How can we get along better?
We all experience and see conflicts and disputes everyday. Whether it’s ‘just’ being cut off by the car in the next lane, arguing with our spouse on how we should spend our money, or living out a world view and trying to ‘make’ others do the same. It fills our lives, newsfeeds, social media, magazines and newspapers.
Why is it that we just can’t all get along?
The book of James in the Bible tells us why we don’t get along.
What causes fights and quarrels among you? Don’t they come from your desires that battle within you? You desire but do not have, so you kill. You covet but you cannot get what you want, so you quarrel and fight. (James 4:1-2a)
So there it is. Ultimately, it’s because often we are so desperate to get what we want that we’re willing to fight and quarrel to get it.
We want what we want when we want it and we won’t take no for an answer!
Is it really as simple as that? Ugly as it sounds, yes, often it is. When we boil it all down – we are just wanting what we want (or even believe is best) and if what another person wants is not the same as us then that’s unfortunate – because we still want what we want!
Is there a reasonable solution to dealing with conflicts?
We are used to seeing those with the most power, money or authority ‘win’. Those with the least energy or ability ‘give in’. Even those with altruistic aims simply ‘taking turns’ – even if compromise is not necessarily the best outcome. Regardless of the fact that these efforts (or a variation of them) are used time and time again in our society, organisations and families, one or more of us are left with a residual dissatisfaction or disillusionment with the relationship. Is there a better way? Is there a good and reasonable solution to dealing with all our conflicts?
James not only tells us what the cause of our conflicts are, he also goes onto tell us the solution.
You do not have because you do not ask God.
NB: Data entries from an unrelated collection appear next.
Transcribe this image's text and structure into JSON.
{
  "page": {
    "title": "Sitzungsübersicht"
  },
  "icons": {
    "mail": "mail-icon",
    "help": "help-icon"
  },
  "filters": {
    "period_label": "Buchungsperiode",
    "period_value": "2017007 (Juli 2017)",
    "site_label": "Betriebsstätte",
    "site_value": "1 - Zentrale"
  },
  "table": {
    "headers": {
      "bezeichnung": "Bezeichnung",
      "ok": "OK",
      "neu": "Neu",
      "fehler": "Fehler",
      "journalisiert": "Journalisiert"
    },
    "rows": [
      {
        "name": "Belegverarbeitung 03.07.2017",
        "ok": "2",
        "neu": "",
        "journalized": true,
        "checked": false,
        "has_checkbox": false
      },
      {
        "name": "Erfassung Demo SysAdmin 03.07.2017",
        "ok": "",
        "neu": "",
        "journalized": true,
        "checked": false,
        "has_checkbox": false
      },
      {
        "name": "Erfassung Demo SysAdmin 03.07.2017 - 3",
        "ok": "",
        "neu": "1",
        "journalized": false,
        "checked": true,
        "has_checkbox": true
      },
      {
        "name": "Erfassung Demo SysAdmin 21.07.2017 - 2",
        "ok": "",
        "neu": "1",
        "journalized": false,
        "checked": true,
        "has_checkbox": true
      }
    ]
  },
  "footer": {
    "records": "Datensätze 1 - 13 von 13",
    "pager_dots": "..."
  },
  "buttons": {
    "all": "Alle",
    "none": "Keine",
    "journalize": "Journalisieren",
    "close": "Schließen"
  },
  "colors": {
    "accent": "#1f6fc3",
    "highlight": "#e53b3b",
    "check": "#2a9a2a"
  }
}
When you ask, you do not receive, because you ask with wrong motives, that you may spend what you get on your pleasures. (James 4:2a-3)
So we don’t have what we want because we don’t ask God for what we want, but more than that, we don’t even get what we want from God when we ask, because we ask with wrong motives! And what are these wrong motives? Our own selfish heart desires! When we ask, it’s all or mostly about us and what gives us pleasure, with little or no concern about others and their interests.
So what is the solution? Asking God – but with right motives. Motives are what drive our choices.
And what is the right motive?
The Psalmist tells us in Psalm 37.
Take delight in the Lord, and he will give you the desires of your heart. (Psalm 37:4)
So if we take delight or get pleasure in God himself, our motivation or desire is actually in enjoying God himself and not primarily the gifts he gives. And when we ask to receive ‘more’ of him, he is willing, ready and able to grant this request.
But what about the ‘things’ that we want or need or the concerns we have on our hearts? Can’t we ask God to give us these? Of course we can and should. (Phil 4:6) However finally, because the God of the Bible is all powerful and all loving, we can and should learn how to trust him to give us what he determines is best for us – rather than quarrel and fight with others to get what we want. (Proverbs 3:5-6)
Next time you find yourself fighting or arguing about something with someone, it might be worth asking yourself some questions like:
- Have I asked God for what I want?
- What is my motivation for making this request to God?
- Am I wanting more of God himself in asking this or more of what God can give me?
- Am I quarrelling and fighting with others mainly so that I can get my way?
- What would please and honour God in this situation?
- In this situation, how could I show God’s love to the other person best?
Self reflecting on these sorts of questions before you launch into an argument (or even mid way through an argument!) might just help you minimise or even avoid damaging your relationship!